Биоценоз - Павел Рыков
Шрифт:
Интервал:
Закладка:
– Господи! – Подумал Сергей Константинович, – как бы они себя повели, окажись вместо меня во дворе? Тогда! Когда щёлкнул выстрел в голову! Когда разбилась чашка чая со сливками! Как?
Во время экспериментов, ещё в студенческую пору, он через микроскоп наблюдал, как ведут себя живые организмы, если на приборное стекло капнуть немного кислоты. Ужас, если им свойственно понимание ужаса, распространялось от капли по исследуемой среде подобно волнам от брошенного в воду булыжника. Существа пытались отплыть, втиснуться, как бы спрятаться среди себе подобных. И, не находя спасения, гибли. Он в те мгновения ощущал себя почти Верховным Существом, обрушивающим гнев и огонь небесный на Содом и Гоморру. Не хватало только воплей и скрежета зубовного. Но Сергей – тогда ещё просто Сергей – понимал, что такое сравнение не применимо к данному научному эксперименту с живым. Это чисто эмоциональное, образное восприятие, носящее абсолютно не научный характер.
У людей так или по иному? Старик Гаркуша прикрикнул на убийцу, за что получил пулю прямиком в сердце. А он, будучи куда моложе и крепче старика, присел, наивно пытаясь спрятаться, отсидеться, уцелеть. И обрёл срам. Теперь уже все в доме наверняка знают, как он опозорился. Стыдоба! И этот, в солнечных очках, и баба в кокошнике тоже бы так же? Или нет? А этот, пьющий пиво? Разбери-пойми человека! Вдруг бы он, отчаянная душа, кинулся ловить уходившего убийцу, ведь пистолет-то тот выбросил. А без пистолета неизвестно кто кого. Но Сергей-то Константинович присел, попытался укрыться, и, самое страшное, всё произошло помимо воли, рефлекторно, как у существ на приборном стекле. Он понимал, что следовало поступить иначе, сумку с бутылками метнуть в стрелка, кинуться вослед в подворотню, выскочить на улицу, заорать: «держи», и всё было бы по-другому. Не кинулся, не заорал. Мысли эти терзали душу, словно некто посторонний, экспериментировавший над ним, проводил крупнозернистой наждачной бумагой по душе, как по свежей ссадин…! И он прибавил шаг, подсознательно надеясь убежать от размышлений, терзавших его.

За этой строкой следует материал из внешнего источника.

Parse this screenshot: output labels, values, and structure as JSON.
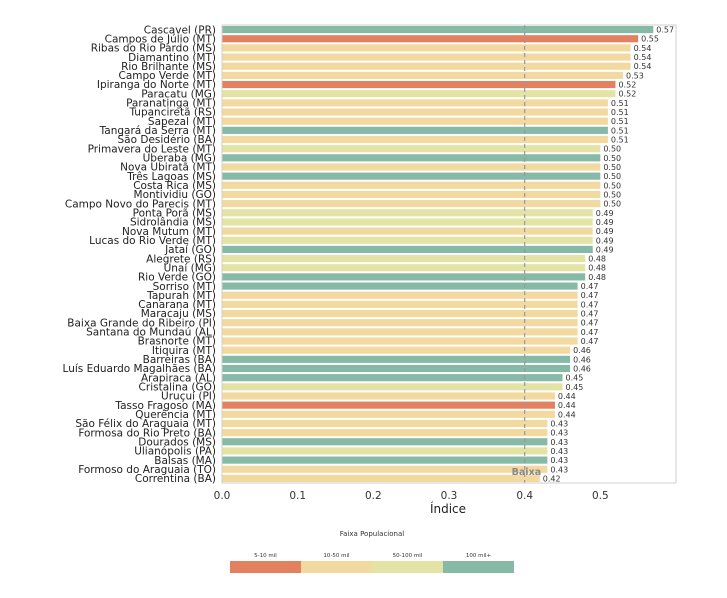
{
  "chart_data": {
    "type": "bar",
    "orientation": "horizontal",
    "xlabel": "Índice",
    "xlim": [
      0,
      0.6
    ],
    "xticks": [
      "0.0",
      "0.1",
      "0.2",
      "0.3",
      "0.4",
      "0.5"
    ],
    "grid": false,
    "reference_line": {
      "x": 0.4,
      "label": "Baixa",
      "color": "#999999"
    },
    "bars": [
      {
        "label": "Cascavel (PR)",
        "value": 0.57,
        "value_label": "0.57",
        "group": "100 mil+"
      },
      {
        "label": "Campos de Júlio (MT)",
        "value": 0.55,
        "value_label": "0.55",
        "group": "5-10 mil"
      },
      {
        "label": "Ribas do Rio Pardo (MS)",
        "value": 0.54,
        "value_label": "0.54",
        "group": "10-50 mil"
      },
      {
        "label": "Diamantino (MT)",
        "value": 0.54,
        "value_label": "0.54",
        "group": "10-50 mil"
      },
      {
        "label": "Rio Brilhante (MS)",
        "value": 0.54,
        "value_label": "0.54",
        "group": "10-50 mil"
      },
      {
        "label": "Campo Verde (MT)",
        "value": 0.53,
        "value_label": "0.53",
        "group": "10-50 mil"
      },
      {
        "label": "Ipiranga do Norte (MT)",
        "value": 0.52,
        "value_label": "0.52",
        "group": "5-10 mil"
      },
      {
        "label": "Paracatu (MG)",
        "value": 0.52,
        "value_label": "0.52",
        "group": "50-100 mil"
      },
      {
        "label": "Paranatinga (MT)",
        "value": 0.51,
        "value_label": "0.51",
        "group": "10-50 mil"
      },
      {
        "label": "Tupanciretã (RS)",
        "value": 0.51,
        "value_label": "0.51",
        "group": "10-50 mil"
      },
      {
        "label": "Sapezal (MT)",
        "value": 0.51,
        "value_label": "0.51",
        "group": "10-50 mil"
      },
      {
        "label": "Tangará da Serra (MT)",
        "value": 0.51,
        "value_label": "0.51",
        "group": "100 mil+"
      },
      {
        "label": "São Desidério (BA)",
        "value": 0.51,
        "value_label": "0.51",
        "group": "10-50 mil"
      },
      {
        "label": "Primavera do Leste (MT)",
        "value": 0.5,
        "value_label": "0.50",
        "group": "50-100 mil"
      },
      {
        "label": "Uberaba (MG)",
        "value": 0.5,
        "value_label": "0.50",
        "group": "100 mil+"
      },
      {
        "label": "Nova Ubiratã (MT)",
        "value": 0.5,
        "value_label": "0.50",
        "group": "10-50 mil"
      },
      {
        "label": "Três Lagoas (MS)",
        "value": 0.5,
        "value_label": "0.50",
        "group": "100 mil+"
      },
      {
        "label": "Costa Rica (MS)",
        "value": 0.5,
        "value_label": "0.50",
        "group": "10-50 mil"
      },
      {
        "label": "Montividiu (GO)",
        "value": 0.5,
        "value_label": "0.50",
        "group": "10-50 mil"
      },
      {
        "label": "Campo Novo do Parecis (MT)",
        "value": 0.5,
        "value_label": "0.50",
        "group": "10-50 mil"
      },
      {
        "label": "Ponta Porã (MS)",
        "value": 0.49,
        "value_label": "0.49",
        "group": "50-100 mil"
      },
      {
        "label": "Sidrolândia (MS)",
        "value": 0.49,
        "value_label": "0.49",
        "group": "50-100 mil"
      },
      {
        "label": "Nova Mutum (MT)",
        "value": 0.49,
        "value_label": "0.49",
        "group": "10-50 mil"
      },
      {
        "label": "Lucas do Rio Verde (MT)",
        "value": 0.49,
        "value_label": "0.49",
        "group": "50-100 mil"
      },
      {
        "label": "Jataí (GO)",
        "value": 0.49,
        "value_label": "0.49",
        "group": "100 mil+"
      },
      {
        "label": "Alegrete (RS)",
        "value": 0.48,
        "value_label": "0.48",
        "group": "50-100 mil"
      },
      {
        "label": "Unaí (MG)",
        "value": 0.48,
        "value_label": "0.48",
        "group": "50-100 mil"
      },
      {
        "label": "Rio Verde (GO)",
        "value": 0.48,
        "value_label": "0.48",
        "group": "100 mil+"
      },
      {
        "label": "Sorriso (MT)",
        "value": 0.47,
        "value_label": "0.47",
        "group": "100 mil+"
      },
      {
        "label": "Tapurah (MT)",
        "value": 0.47,
        "value_label": "0.47",
        "group": "10-50 mil"
      },
      {
        "label": "Canarana (MT)",
        "value": 0.47,
        "value_label": "0.47",
        "group": "10-50 mil"
      },
      {
        "label": "Maracaju (MS)",
        "value": 0.47,
        "value_label": "0.47",
        "group": "10-50 mil"
      },
      {
        "label": "Baixa Grande do Ribeiro (PI)",
        "value": 0.47,
        "value_label": "0.47",
        "group": "10-50 mil"
      },
      {
        "label": "Santana do Mundaú (AL)",
        "value": 0.47,
        "value_label": "0.47",
        "group": "10-50 mil"
      },
      {
        "label": "Brasnorte (MT)",
        "value": 0.47,
        "value_label": "0.47",
        "group": "10-50 mil"
      },
      {
        "label": "Itiquira (MT)",
        "value": 0.46,
        "value_label": "0.46",
        "group": "10-50 mil"
      },
      {
        "label": "Barreiras (BA)",
        "value": 0.46,
        "value_label": "0.46",
        "group": "100 mil+"
      },
      {
        "label": "Luís Eduardo Magalhães (BA)",
        "value": 0.46,
        "value_label": "0.46",
        "group": "100 mil+"
      },
      {
        "label": "Arapiraca (AL)",
        "value": 0.45,
        "value_label": "0.45",
        "group": "100 mil+"
      },
      {
        "label": "Cristalina (GO)",
        "value": 0.45,
        "value_label": "0.45",
        "group": "50-100 mil"
      },
      {
        "label": "Uruçuí (PI)",
        "value": 0.44,
        "value_label": "0.44",
        "group": "10-50 mil"
      },
      {
        "label": "Tasso Fragoso (MA)",
        "value": 0.44,
        "value_label": "0.44",
        "group": "5-10 mil"
      },
      {
        "label": "Querência (MT)",
        "value": 0.44,
        "value_label": "0.44",
        "group": "10-50 mil"
      },
      {
        "label": "São Félix do Araguaia (MT)",
        "value": 0.43,
        "value_label": "0.43",
        "group": "10-50 mil"
      },
      {
        "label": "Formosa do Rio Preto (BA)",
        "value": 0.43,
        "value_label": "0.43",
        "group": "10-50 mil"
      },
      {
        "label": "Dourados (MS)",
        "value": 0.43,
        "value_label": "0.43",
        "group": "100 mil+"
      },
      {
        "label": "Ulianópolis (PA)",
        "value": 0.43,
        "value_label": "0.43",
        "group": "50-100 mil"
      },
      {
        "label": "Balsas (MA)",
        "value": 0.43,
        "value_label": "0.43",
        "group": "100 mil+"
      },
      {
        "label": "Formoso do Araguaia (TO)",
        "value": 0.43,
        "value_label": "0.43",
        "group": "10-50 mil"
      },
      {
        "label": "Correntina (BA)",
        "value": 0.42,
        "value_label": "0.42",
        "group": "10-50 mil"
      }
    ],
    "legend": {
      "title": "Faixa Populacional",
      "placement": "bottom",
      "items": [
        {
          "label": "5-10 mil",
          "color": "#e2805f"
        },
        {
          "label": "10-50 mil",
          "color": "#f2d9a0"
        },
        {
          "label": "50-100 mil",
          "color": "#e3e3a6"
        },
        {
          "label": "100 mil+",
          "color": "#86b9a6"
        }
      ]
    }
  }
}
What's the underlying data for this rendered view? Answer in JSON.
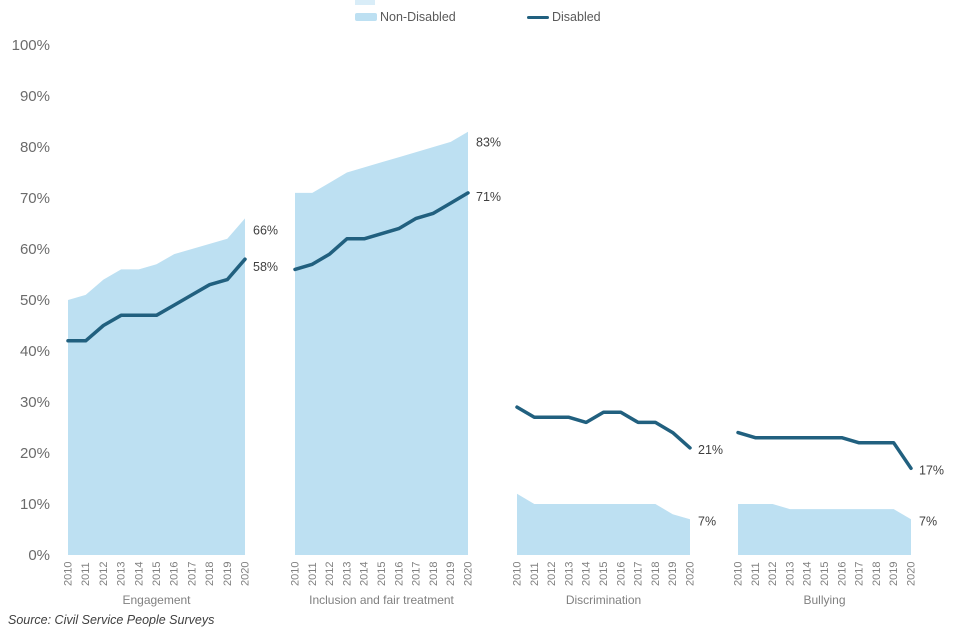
{
  "legend": {
    "non_disabled": "Non-Disabled",
    "disabled": "Disabled"
  },
  "source_note": "Source: Civil Service People Surveys",
  "colors": {
    "area_fill": "#bde0f2",
    "line_stroke": "#21607f",
    "axis_text": "#6b6b6b",
    "tick_text": "#808080",
    "value_text": "#404040",
    "legend_text": "#595959"
  },
  "chart_data": {
    "type": "area",
    "title": "",
    "legend_position": "top-center",
    "grid": false,
    "ylim": [
      0,
      100
    ],
    "x": [
      "2010",
      "2011",
      "2012",
      "2013",
      "2014",
      "2015",
      "2016",
      "2017",
      "2018",
      "2019",
      "2020"
    ],
    "yticks": [
      {
        "v": 100,
        "label": "100%"
      },
      {
        "v": 90,
        "label": "90%"
      },
      {
        "v": 80,
        "label": "80%"
      },
      {
        "v": 70,
        "label": "70%"
      },
      {
        "v": 60,
        "label": "60%"
      },
      {
        "v": 50,
        "label": "50%"
      },
      {
        "v": 40,
        "label": "40%"
      },
      {
        "v": 30,
        "label": "30%"
      },
      {
        "v": 20,
        "label": "20%"
      },
      {
        "v": 10,
        "label": "10%"
      },
      {
        "v": 0,
        "label": "0%"
      }
    ],
    "panels": [
      {
        "label": "Engagement",
        "series": [
          {
            "name": "Non-Disabled",
            "type": "area",
            "values": [
              50,
              51,
              54,
              56,
              56,
              57,
              59,
              60,
              61,
              62,
              66
            ],
            "end_label": "66%"
          },
          {
            "name": "Disabled",
            "type": "line",
            "values": [
              42,
              42,
              45,
              47,
              47,
              47,
              49,
              51,
              53,
              54,
              58
            ],
            "end_label": "58%"
          }
        ]
      },
      {
        "label": "Inclusion and fair treatment",
        "series": [
          {
            "name": "Non-Disabled",
            "type": "area",
            "values": [
              71,
              71,
              73,
              75,
              76,
              77,
              78,
              79,
              80,
              81,
              83
            ],
            "end_label": "83%"
          },
          {
            "name": "Disabled",
            "type": "line",
            "values": [
              56,
              57,
              59,
              62,
              62,
              63,
              64,
              66,
              67,
              69,
              71
            ],
            "end_label": "71%"
          }
        ]
      },
      {
        "label": "Discrimination",
        "series": [
          {
            "name": "Non-Disabled",
            "type": "area",
            "values": [
              12,
              10,
              10,
              10,
              10,
              10,
              10,
              10,
              10,
              8,
              7
            ],
            "end_label": "7%"
          },
          {
            "name": "Disabled",
            "type": "line",
            "values": [
              29,
              27,
              27,
              27,
              26,
              28,
              28,
              26,
              26,
              24,
              21
            ],
            "end_label": "21%"
          }
        ]
      },
      {
        "label": "Bullying",
        "series": [
          {
            "name": "Non-Disabled",
            "type": "area",
            "values": [
              10,
              10,
              10,
              9,
              9,
              9,
              9,
              9,
              9,
              9,
              7
            ],
            "end_label": "7%"
          },
          {
            "name": "Disabled",
            "type": "line",
            "values": [
              24,
              23,
              23,
              23,
              23,
              23,
              23,
              22,
              22,
              22,
              17
            ],
            "end_label": "17%"
          }
        ]
      }
    ]
  }
}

Он уже подходил к лаборатории, когда засвиристел мобильник. Странно, но всё это время он не пытался позвонить жене и подумал, что это звонит она. Оказалось, звонил Саврасов.

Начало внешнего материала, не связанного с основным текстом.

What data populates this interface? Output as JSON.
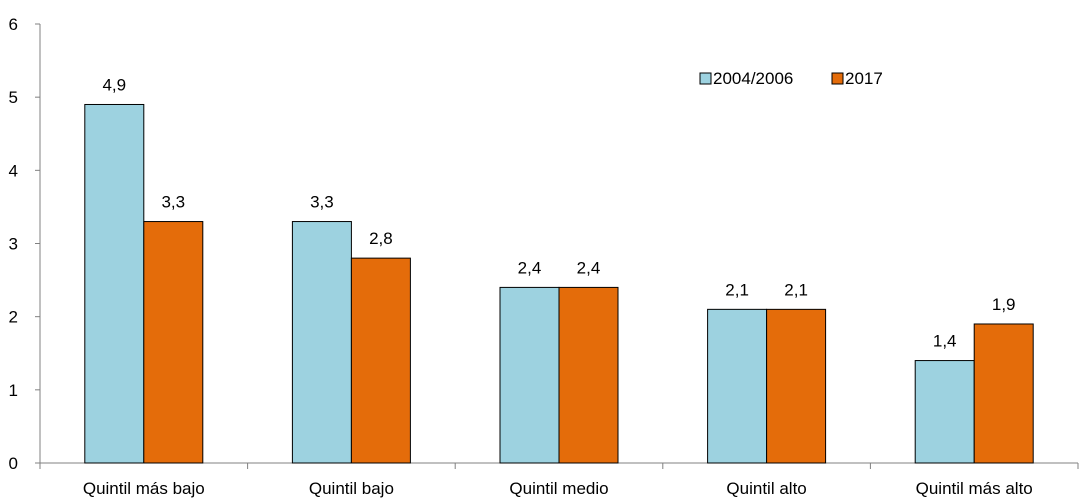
{
  "chart_data": {
    "type": "bar",
    "title": "",
    "xlabel": "",
    "ylabel": "",
    "ylim": [
      0,
      6
    ],
    "yticks": [
      "0",
      "1",
      "2",
      "3",
      "4",
      "5",
      "6"
    ],
    "grid": false,
    "legend_position": "top-right",
    "categories": [
      "Quintil más bajo",
      "Quintil bajo",
      "Quintil medio",
      "Quintil alto",
      "Quintil más alto"
    ],
    "series": [
      {
        "name": "2004/2006",
        "color": "#9DD2E0",
        "values": [
          4.9,
          3.3,
          2.4,
          2.1,
          1.4
        ],
        "labels": [
          "4,9",
          "3,3",
          "2,4",
          "2,1",
          "1,4"
        ]
      },
      {
        "name": "2017",
        "color": "#E46C0A",
        "values": [
          3.3,
          2.8,
          2.4,
          2.1,
          1.9
        ],
        "labels": [
          "3,3",
          "2,8",
          "2,4",
          "2,1",
          "1,9"
        ]
      }
    ]
  }
}
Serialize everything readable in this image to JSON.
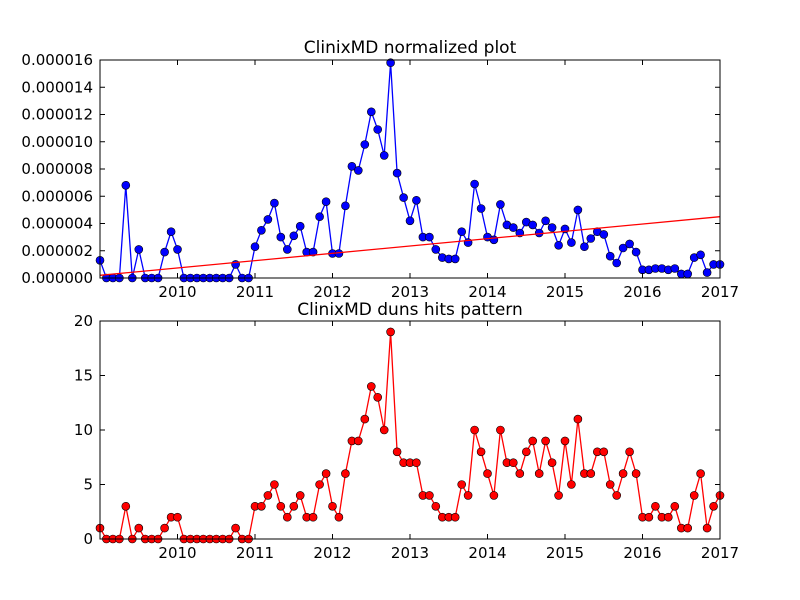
{
  "chart_data": [
    {
      "type": "line",
      "title": "ClinixMD normalized plot",
      "xlabel": "",
      "ylabel": "",
      "xlim": [
        2009.0,
        2017.0
      ],
      "ylim": [
        0.0,
        1.6e-05
      ],
      "x_ticks": [
        "2010",
        "2011",
        "2012",
        "2013",
        "2014",
        "2015",
        "2016",
        "2017"
      ],
      "y_ticks": [
        "0.000000",
        "0.000002",
        "0.000004",
        "0.000006",
        "0.000008",
        "0.000010",
        "0.000012",
        "0.000014",
        "0.000016"
      ],
      "grid": false,
      "series": [
        {
          "style": "line-with-circle-markers",
          "color": "#0000ff",
          "x": [
            2009.0,
            2009.083,
            2009.167,
            2009.25,
            2009.333,
            2009.417,
            2009.5,
            2009.583,
            2009.667,
            2009.75,
            2009.833,
            2009.917,
            2010.0,
            2010.083,
            2010.167,
            2010.25,
            2010.333,
            2010.417,
            2010.5,
            2010.583,
            2010.667,
            2010.75,
            2010.833,
            2010.917,
            2011.0,
            2011.083,
            2011.167,
            2011.25,
            2011.333,
            2011.417,
            2011.5,
            2011.583,
            2011.667,
            2011.75,
            2011.833,
            2011.917,
            2012.0,
            2012.083,
            2012.167,
            2012.25,
            2012.333,
            2012.417,
            2012.5,
            2012.583,
            2012.667,
            2012.75,
            2012.833,
            2012.917,
            2013.0,
            2013.083,
            2013.167,
            2013.25,
            2013.333,
            2013.417,
            2013.5,
            2013.583,
            2013.667,
            2013.75,
            2013.833,
            2013.917,
            2014.0,
            2014.083,
            2014.167,
            2014.25,
            2014.333,
            2014.417,
            2014.5,
            2014.583,
            2014.667,
            2014.75,
            2014.833,
            2014.917,
            2015.0,
            2015.083,
            2015.167,
            2015.25,
            2015.333,
            2015.417,
            2015.5,
            2015.583,
            2015.667,
            2015.75,
            2015.833,
            2015.917,
            2016.0,
            2016.083,
            2016.167,
            2016.25,
            2016.333,
            2016.417,
            2016.5,
            2016.583,
            2016.667,
            2016.75,
            2016.833,
            2016.917,
            2017.0
          ],
          "y": [
            1.3e-06,
            0.0,
            0.0,
            0.0,
            6.8e-06,
            0.0,
            2.1e-06,
            0.0,
            0.0,
            0.0,
            1.9e-06,
            3.4e-06,
            2.1e-06,
            0.0,
            0.0,
            0.0,
            0.0,
            0.0,
            0.0,
            0.0,
            0.0,
            1e-06,
            0.0,
            0.0,
            2.3e-06,
            3.5e-06,
            4.3e-06,
            5.5e-06,
            3e-06,
            2.1e-06,
            3.1e-06,
            3.8e-06,
            1.9e-06,
            1.9e-06,
            4.5e-06,
            5.6e-06,
            1.8e-06,
            1.8e-06,
            5.3e-06,
            8.2e-06,
            7.9e-06,
            9.8e-06,
            1.22e-05,
            1.09e-05,
            9e-06,
            1.58e-05,
            7.7e-06,
            5.9e-06,
            4.2e-06,
            5.7e-06,
            3e-06,
            3e-06,
            2.1e-06,
            1.5e-06,
            1.4e-06,
            1.4e-06,
            3.4e-06,
            2.6e-06,
            6.9e-06,
            5.1e-06,
            3e-06,
            2.8e-06,
            5.4e-06,
            3.9e-06,
            3.7e-06,
            3.3e-06,
            4.1e-06,
            3.9e-06,
            3.3e-06,
            4.2e-06,
            3.7e-06,
            2.4e-06,
            3.6e-06,
            2.6e-06,
            5e-06,
            2.3e-06,
            2.9e-06,
            3.4e-06,
            3.2e-06,
            1.6e-06,
            1.1e-06,
            2.2e-06,
            2.5e-06,
            1.9e-06,
            6e-07,
            6e-07,
            7e-07,
            7e-07,
            6e-07,
            7e-07,
            3e-07,
            3e-07,
            1.5e-06,
            1.7e-06,
            4e-07,
            1e-06,
            1e-06
          ]
        },
        {
          "style": "line",
          "color": "#ff0000",
          "x": [
            2009.0,
            2017.0
          ],
          "y": [
            2e-07,
            4.5e-06
          ]
        }
      ]
    },
    {
      "type": "line",
      "title": "ClinixMD duns hits pattern",
      "xlabel": "",
      "ylabel": "",
      "xlim": [
        2009.0,
        2017.0
      ],
      "ylim": [
        0,
        20
      ],
      "x_ticks": [
        "2010",
        "2011",
        "2012",
        "2013",
        "2014",
        "2015",
        "2016",
        "2017"
      ],
      "y_ticks": [
        "0",
        "5",
        "10",
        "15",
        "20"
      ],
      "grid": false,
      "series": [
        {
          "style": "line-with-circle-markers",
          "color": "#ff0000",
          "x": [
            2009.0,
            2009.083,
            2009.167,
            2009.25,
            2009.333,
            2009.417,
            2009.5,
            2009.583,
            2009.667,
            2009.75,
            2009.833,
            2009.917,
            2010.0,
            2010.083,
            2010.167,
            2010.25,
            2010.333,
            2010.417,
            2010.5,
            2010.583,
            2010.667,
            2010.75,
            2010.833,
            2010.917,
            2011.0,
            2011.083,
            2011.167,
            2011.25,
            2011.333,
            2011.417,
            2011.5,
            2011.583,
            2011.667,
            2011.75,
            2011.833,
            2011.917,
            2012.0,
            2012.083,
            2012.167,
            2012.25,
            2012.333,
            2012.417,
            2012.5,
            2012.583,
            2012.667,
            2012.75,
            2012.833,
            2012.917,
            2013.0,
            2013.083,
            2013.167,
            2013.25,
            2013.333,
            2013.417,
            2013.5,
            2013.583,
            2013.667,
            2013.75,
            2013.833,
            2013.917,
            2014.0,
            2014.083,
            2014.167,
            2014.25,
            2014.333,
            2014.417,
            2014.5,
            2014.583,
            2014.667,
            2014.75,
            2014.833,
            2014.917,
            2015.0,
            2015.083,
            2015.167,
            2015.25,
            2015.333,
            2015.417,
            2015.5,
            2015.583,
            2015.667,
            2015.75,
            2015.833,
            2015.917,
            2016.0,
            2016.083,
            2016.167,
            2016.25,
            2016.333,
            2016.417,
            2016.5,
            2016.583,
            2016.667,
            2016.75,
            2016.833,
            2016.917,
            2017.0
          ],
          "y": [
            1,
            0,
            0,
            0,
            3,
            0,
            1,
            0,
            0,
            0,
            1,
            2,
            2,
            0,
            0,
            0,
            0,
            0,
            0,
            0,
            0,
            1,
            0,
            0,
            3,
            3,
            4,
            5,
            3,
            2,
            3,
            4,
            2,
            2,
            5,
            6,
            3,
            2,
            6,
            9,
            9,
            11,
            14,
            13,
            10,
            19,
            8,
            7,
            7,
            7,
            4,
            4,
            3,
            2,
            2,
            2,
            5,
            4,
            10,
            8,
            6,
            4,
            10,
            7,
            7,
            6,
            8,
            9,
            6,
            9,
            7,
            4,
            9,
            5,
            11,
            6,
            6,
            8,
            8,
            5,
            4,
            6,
            8,
            6,
            2,
            2,
            3,
            2,
            2,
            3,
            1,
            1,
            4,
            6,
            1,
            3,
            4
          ]
        }
      ]
    }
  ]
}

– Ну, вы ё… удружили! Его машина. Факт, что его. И ключи у него в кармане были, а от какой тачки – хрен разберёшь. А теперь всё сошлось. Ночевал он у кого-то в подъезде вашем. И фамилию мы его узнали – документы в бардачке. Большую фигуру у вас во дворе завалили.
– Кто он? – не удержался от вопроса Сергей Константинович. – Или секрет?

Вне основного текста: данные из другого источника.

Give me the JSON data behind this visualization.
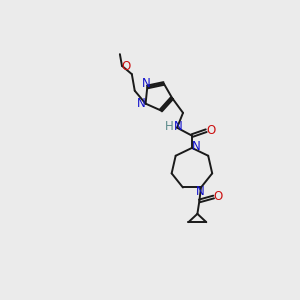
{
  "bg_color": "#ebebeb",
  "bond_color": "#1a1a1a",
  "N_color": "#1010cc",
  "O_color": "#cc1010",
  "H_color": "#5a8a8a",
  "line_width": 1.4,
  "font_size": 8.5,
  "figsize": [
    3.0,
    3.0
  ],
  "dpi": 100,
  "xlim": [
    0,
    10
  ],
  "ylim": [
    0,
    15
  ]
}
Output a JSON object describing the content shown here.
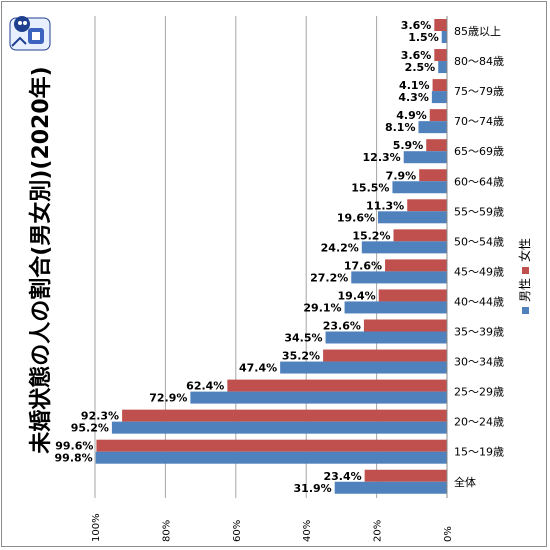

– Теперь какие секреты! Телевидение приезжало – раззвонит. Парусов это, Николай. Может, знаете? По кличке Лаперуз. Казино «Парус», на Васильевской? Его заведение. За звоночек от меня причитается. А то эти сыскари хреновы… искали, да не там. И Мафуша, умник тоже! Телевидение приехало, так он из будки своей собачьей вприпрыжку выскочил, даром, что инвалид ума. Я ему сказал пару ласковых. Ну, пока. – Чувствовалось, что участковый доволен тем, что уел сыскарей.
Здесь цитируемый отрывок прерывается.